Before the start of the experimental tests two possible methods to be used to detect the possible presence of enteric viruses in protists were tested: PCR and immunofluorescence (IF). The use of PCR has proved to be failure because of difficult to completely eliminate the virus from the culture medium and then proceed to the analysis of the cell, immunofluorescence instead gave good results and was therefore chosen for further investigations.
Successively it was carried out the experimental infection phases: a strain of the protozoan ciliate Euplotes octocarinatus testing negative for HAdv was chosen for experimental infection with Adenovirus Type 2 and maintained in contact for variable times (5, 15, 30, 45 min, 1, 3, 6, 24, 48, 72 h and 7, 10, 45, 105 days).

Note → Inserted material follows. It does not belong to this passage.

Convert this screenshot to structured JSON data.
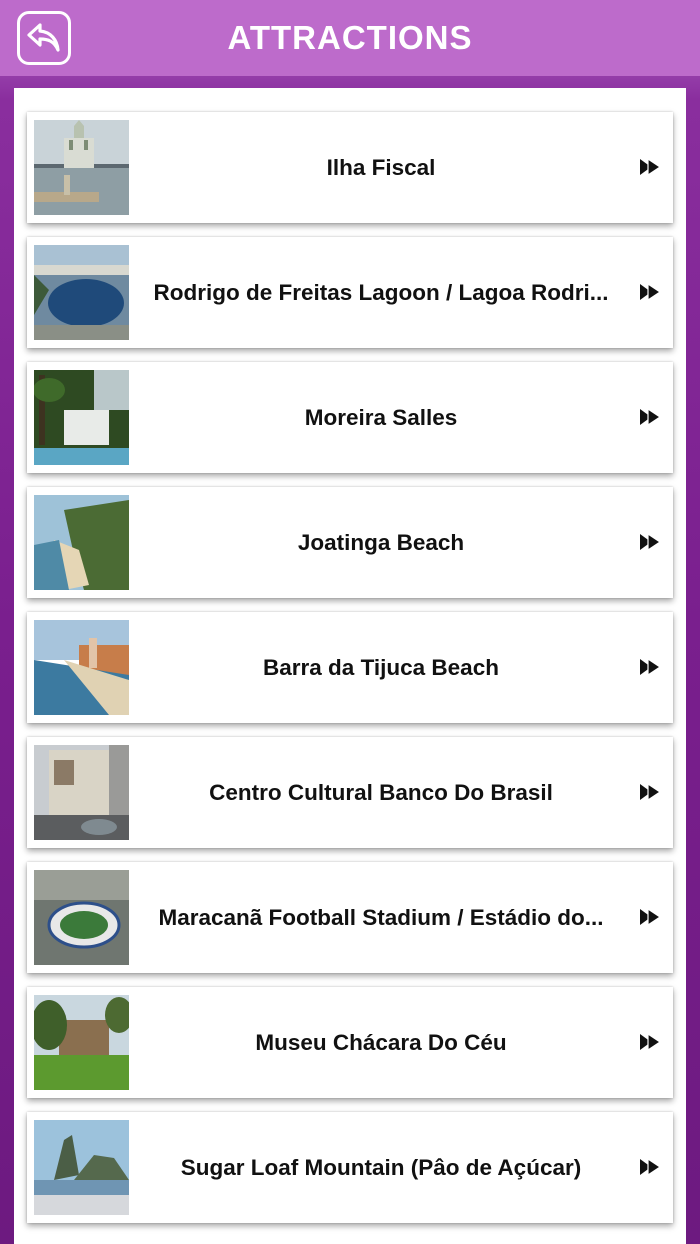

After 4 washes followed by centrifugation, the samples were then analyzed by direct immunofluorescence (IF) in more replicates. Subsequently to evaluate if virus can survive inside the cells, after 1 h of incubation, Euplotes cells were centrifuged and pellets were washed four times in order to remove unadsorbed virus, suspended in mineral water and maintained at room temperature for various lengths of time (24, 72 h and 7, 8, 11, 14, 16 days) before IF analysis. The microscopic observation showed that viruses enter the protozoa after a contact of 15 minutes and was then visible in most cells during the subsequent contact times. The fluorescence within protozoa appears localize mostly in the cytoplasm below the macronucleus presumably within the digestive vacuoles, because the cells contain pockets of fluorescence that had the approximate size, shape and localization of food vacuoles. Besides the results of the survival of HAdv in Euplotes cultures showed that, the viruses remained inside the cells until at least 35 days postinfection with a gradual reduction in the number of fluorescent cells, in particular from 21 days.
Finally, to study the interactions between protozoa and HAdv in field conditions, wild protists were isolated from active sludges and submitted to IF for HAdv detection. These protists showed a diffuse IF, probably due to the surface absorption of HAdv confirming the interaction between protists and adenoviruses.